Остановившись перед холодильниками, парень с выражением крайней задумчивости на лице уставился на них. За стеклом поблескивали зелёным скляночки с газировками на любой вкус и цвет, пестрея набором броских этикеток, которые словно соревновались в своей привлекательности и яркости. Открыв дверцу и вынув оттуда покрывшуюся лёгким конденсатом бутылку, Елов на мгновение замер, словно в нерешительности. А хотя… чего тут думать? Хмыкнув самому себе, он взял ещё один "Байкал" и, осторожно поставив их к чипсам, пошёл в сторону касс. Просто так уйти он всё-таки не мог. Правда, всё, на что его хватило – это кинуть несколько купюр "без сдачи" в монетницу и, запихнув покупки, если их таковыми можно было назвать, в сумку, но, как Август мысленно решил, это уже было не его поводом для беспокойства.
Дальнейшая дорога домой проходила без происшествий. Здорово, конечно – можно было идти хоть посреди проезжей части и совершенно не бояться быть сбитым. Да чего уж! теперь вообще всё было можно, и от этой мысли тоже хорошо не было, по правде сказать. Было такое правило, конечно, как "умей радоваться мелочам" – его даже в фильме каком-то про апокалипсис упоминали, – но, когда этих мелочей, таких сомнительных, было настолько много, они лишь отталкивали. В каждом преимуществе сложившейся ситуации, сколько бы Август ни старался мыслить позитивно, по-любому находился весомый минус, который упрямо портил всю малину. Вот, например, не ездили нигде машины – это ведь хорошо, не загрязнялся воздух, не шумели моторы, а если с другой стороны посмотреть, то вместе с машинами не катались и снегоочистители, то есть, за некоторое время легко могло навалить столько снега, что передвигаться по улицам стало бы совсем невозможно. Ну, если только вплавь, на каноэ, как жители Венеции. Да, по снегу, а как иначе-то? А вообще, из дому можно было и не выходить теперь. Незачем. Натащить бы в квартиру всяких круп и консервов, как в бомбоубежище, да и жить себе в четырёх стенах, не зная забот, солнечного света и житейских – вот оно, никому не понятное счастье!

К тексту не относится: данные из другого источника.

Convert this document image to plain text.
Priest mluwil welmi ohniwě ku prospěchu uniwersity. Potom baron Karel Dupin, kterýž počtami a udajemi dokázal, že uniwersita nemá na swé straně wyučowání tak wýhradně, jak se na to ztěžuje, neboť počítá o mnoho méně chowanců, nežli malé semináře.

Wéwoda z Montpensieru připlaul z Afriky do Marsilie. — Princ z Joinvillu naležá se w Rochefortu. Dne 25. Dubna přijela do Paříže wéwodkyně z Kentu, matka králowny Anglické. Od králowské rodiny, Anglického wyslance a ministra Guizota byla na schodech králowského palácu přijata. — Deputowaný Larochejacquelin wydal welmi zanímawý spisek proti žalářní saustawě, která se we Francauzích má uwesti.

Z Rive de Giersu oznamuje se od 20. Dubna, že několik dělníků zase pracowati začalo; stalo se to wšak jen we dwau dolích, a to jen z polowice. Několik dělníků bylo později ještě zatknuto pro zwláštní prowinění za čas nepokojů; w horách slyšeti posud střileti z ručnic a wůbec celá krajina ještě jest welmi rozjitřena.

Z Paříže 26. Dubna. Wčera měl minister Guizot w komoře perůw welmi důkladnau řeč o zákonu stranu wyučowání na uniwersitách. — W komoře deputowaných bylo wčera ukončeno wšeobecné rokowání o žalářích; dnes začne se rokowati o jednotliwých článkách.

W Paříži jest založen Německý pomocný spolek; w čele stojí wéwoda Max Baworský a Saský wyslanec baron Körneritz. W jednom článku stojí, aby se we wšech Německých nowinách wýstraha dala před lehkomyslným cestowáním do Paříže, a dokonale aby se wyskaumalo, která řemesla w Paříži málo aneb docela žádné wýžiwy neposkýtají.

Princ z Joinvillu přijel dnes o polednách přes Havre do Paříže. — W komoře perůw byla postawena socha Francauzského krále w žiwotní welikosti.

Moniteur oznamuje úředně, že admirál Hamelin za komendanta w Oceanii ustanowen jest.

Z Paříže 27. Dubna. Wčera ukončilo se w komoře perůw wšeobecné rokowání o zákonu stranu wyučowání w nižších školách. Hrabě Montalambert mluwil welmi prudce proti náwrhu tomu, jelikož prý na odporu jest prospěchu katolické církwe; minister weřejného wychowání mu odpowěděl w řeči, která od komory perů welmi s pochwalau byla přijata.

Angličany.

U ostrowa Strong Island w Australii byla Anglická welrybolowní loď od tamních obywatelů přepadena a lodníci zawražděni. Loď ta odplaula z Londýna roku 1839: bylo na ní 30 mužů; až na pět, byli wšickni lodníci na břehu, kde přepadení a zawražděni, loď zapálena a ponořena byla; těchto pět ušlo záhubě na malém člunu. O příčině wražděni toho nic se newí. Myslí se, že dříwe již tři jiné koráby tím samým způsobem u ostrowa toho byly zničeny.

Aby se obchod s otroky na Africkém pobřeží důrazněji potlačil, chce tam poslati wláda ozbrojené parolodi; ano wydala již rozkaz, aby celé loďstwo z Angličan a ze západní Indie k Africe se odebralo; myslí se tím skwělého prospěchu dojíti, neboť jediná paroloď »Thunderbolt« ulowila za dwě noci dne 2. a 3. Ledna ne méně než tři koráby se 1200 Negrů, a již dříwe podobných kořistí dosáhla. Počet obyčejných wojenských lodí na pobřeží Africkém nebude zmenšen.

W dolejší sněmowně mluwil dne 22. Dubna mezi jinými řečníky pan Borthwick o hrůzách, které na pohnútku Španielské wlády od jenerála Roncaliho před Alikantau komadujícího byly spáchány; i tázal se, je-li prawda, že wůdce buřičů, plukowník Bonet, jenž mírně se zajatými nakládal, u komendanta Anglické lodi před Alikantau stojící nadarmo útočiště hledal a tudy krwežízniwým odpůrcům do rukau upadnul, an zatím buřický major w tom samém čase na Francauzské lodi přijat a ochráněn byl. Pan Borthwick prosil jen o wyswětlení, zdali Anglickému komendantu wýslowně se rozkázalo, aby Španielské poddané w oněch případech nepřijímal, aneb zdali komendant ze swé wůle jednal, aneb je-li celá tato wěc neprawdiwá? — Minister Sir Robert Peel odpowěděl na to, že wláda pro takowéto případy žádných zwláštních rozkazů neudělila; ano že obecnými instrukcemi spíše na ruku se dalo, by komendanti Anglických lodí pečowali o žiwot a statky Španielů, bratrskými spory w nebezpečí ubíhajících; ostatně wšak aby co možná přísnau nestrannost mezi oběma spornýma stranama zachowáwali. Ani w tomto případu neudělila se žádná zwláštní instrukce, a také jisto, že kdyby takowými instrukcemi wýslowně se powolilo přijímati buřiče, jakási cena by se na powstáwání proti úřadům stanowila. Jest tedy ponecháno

Возможно, любому другому человеку, какому-нибудь начальнику цеха или, может, редакции газеты, совершенная пустота показалась бы раем в привычном понимании этого слова, Августу же, человеку пусть и асоциальному, но достаточно привязанному к некоторым людям, это всё напоминало какую-то дешёвую симуляцию. Халтура, ей богу, какая-то. Ну, разработчики, молодцы! А может, если это симуляция и всё не по-настоящему, имеет смысл прожить остаток одиноких дней на полную? А на полную – это вообще как? "Разнести какой-нибудь торговый центр и угнать машину," как сказал бы Ян. Где там его носит вообще, когда он так нужен?
Стало немного грустно. Гас прекрасно понимал, что мог больше с ним никогда не увидеться… как и с другими близкими ему людьми. Ещё вчера он мог написать им, предложить встретиться или позвонить, чтобы, просто поболтать, а теперь, вдруг лишившись всех разом, наконец понял, как же был глуп, как же тяжело ему было без близких. Дурак, ну полный дурак, идиот, так бездарно всего лишился! И ему с этим осознанием стало так больно и так от самого себя отвратительно, что его лицо аж перекосило.
Не думать об этом тоже не получалось. Цепляясь взглядом за фасады пятиэтажек, Елов невольно вспоминал, сколько времени провёл тут, бесцельно шатаясь по дворам с друзьями. Да ему не от мыслей и воспоминаний сейчас было тошно, а от самого себя. Так бездарно лишиться последней возможности побыть рядом – это постараться надо, а постарался он, как видно, просто на славу.
Последняя стадия принятия подкралась незаметно и нереалистично быстро. Всего около часа назад молодой человек в происходившее с ним совершенно не хотел верить, от тоски горел пламенным желанием лезть на стену, а теперь уже относился ко всему этому с горькой иронией. Да и кто теперь мог с издёвкой пошутить над ситуацией, если не он сам?